Using the spectacular new high redshift supernova observations from the HST/GOODS program and previous supernova, CMB and galaxy clustering data, we make the most accurate measurements to date of the dark energy density rho_X as a function of cosmic time, constraining it in a rather model-independent way, assuming a flat universe. We find that Einstein's vanilla scenario where rho_X(z) is constant remains consistent with these new tight constraints, and that a Big Crunch or Big Rip is more than 50 gigayears away for a broader class of models allowing such cataclysmic events. We discuss popular pitfalls and hidden priors: parametrizing the equation-of-state w_X(z) assumes positive dark energy density and no Big Crunch, and the popular parametrization w_X(z)=w_0 +w_0' z has nominally strong constraints from CMB merely because w_0' > 0 implies an unphysical exponential blow-up rho_X ~ e^{3 w_0' z}.

Figures (2)

• Figure 1: $1\sigma$ constraints on the density of matter and dark energy from SN Ia (Riess sample, flux-averaged with $\Delta z=0.05$), CMB and LSS data, all in units of the current dark energy density. From inside out, the four nested dark energy constraints are for models making increasingly strong assumptions, corresponding, respectively, to the 4-parameter spline, the 3-parameter spline, the 2-parameter $(f_\infty,w_i)$ case and the 1-parameter constant $w$ case (hatched). The Universe starts accelerating when the total density slope $d\ln\rho/d\ln(1+z)>-2$, which roughly corresponds to when dark energy begins to dominate, i.e., to where the matter and dark energy bands cross. In the distant future, the Universe recollapses if the dark energy density $\rho_X$ goes negative and ends in a "Big Rip" if it keeps growing ($d\ln\rho_X/d\ln(1+z)<0$).
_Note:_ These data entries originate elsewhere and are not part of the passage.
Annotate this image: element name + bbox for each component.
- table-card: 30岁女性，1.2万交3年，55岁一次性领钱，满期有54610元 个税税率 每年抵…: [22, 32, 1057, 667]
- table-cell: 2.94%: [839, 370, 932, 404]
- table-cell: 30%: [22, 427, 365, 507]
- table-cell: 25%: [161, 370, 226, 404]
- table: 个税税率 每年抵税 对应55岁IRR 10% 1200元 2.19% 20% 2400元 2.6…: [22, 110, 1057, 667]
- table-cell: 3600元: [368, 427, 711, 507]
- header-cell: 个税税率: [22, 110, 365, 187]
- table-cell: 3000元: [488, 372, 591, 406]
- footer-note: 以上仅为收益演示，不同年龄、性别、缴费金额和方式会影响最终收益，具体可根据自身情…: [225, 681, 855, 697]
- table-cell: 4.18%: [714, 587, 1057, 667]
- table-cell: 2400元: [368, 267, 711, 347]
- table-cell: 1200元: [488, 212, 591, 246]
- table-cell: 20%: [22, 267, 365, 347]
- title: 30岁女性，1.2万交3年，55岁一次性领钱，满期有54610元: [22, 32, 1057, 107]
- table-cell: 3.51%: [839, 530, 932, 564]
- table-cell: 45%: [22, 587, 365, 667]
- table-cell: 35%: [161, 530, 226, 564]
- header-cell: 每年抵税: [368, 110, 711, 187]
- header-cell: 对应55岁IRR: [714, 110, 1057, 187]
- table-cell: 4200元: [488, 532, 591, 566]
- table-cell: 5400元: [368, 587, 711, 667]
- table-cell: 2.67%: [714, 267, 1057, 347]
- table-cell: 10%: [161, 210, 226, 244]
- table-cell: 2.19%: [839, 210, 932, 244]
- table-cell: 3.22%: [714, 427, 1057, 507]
• Figure 2: How constraints on $w_0$ and $w_0'$ depend on assumptions and data used. Darker shaded regions are ruled out at 95% confidence by SNe Ia alone; lighter shaded regions are ruled out when adding other information as indicated. 68% contours are dotted. Models above the dotted line end in a Big Rip. The 157 SNe Ia (Riess sample) have been flux-averaged with $\Delta z=0.05$.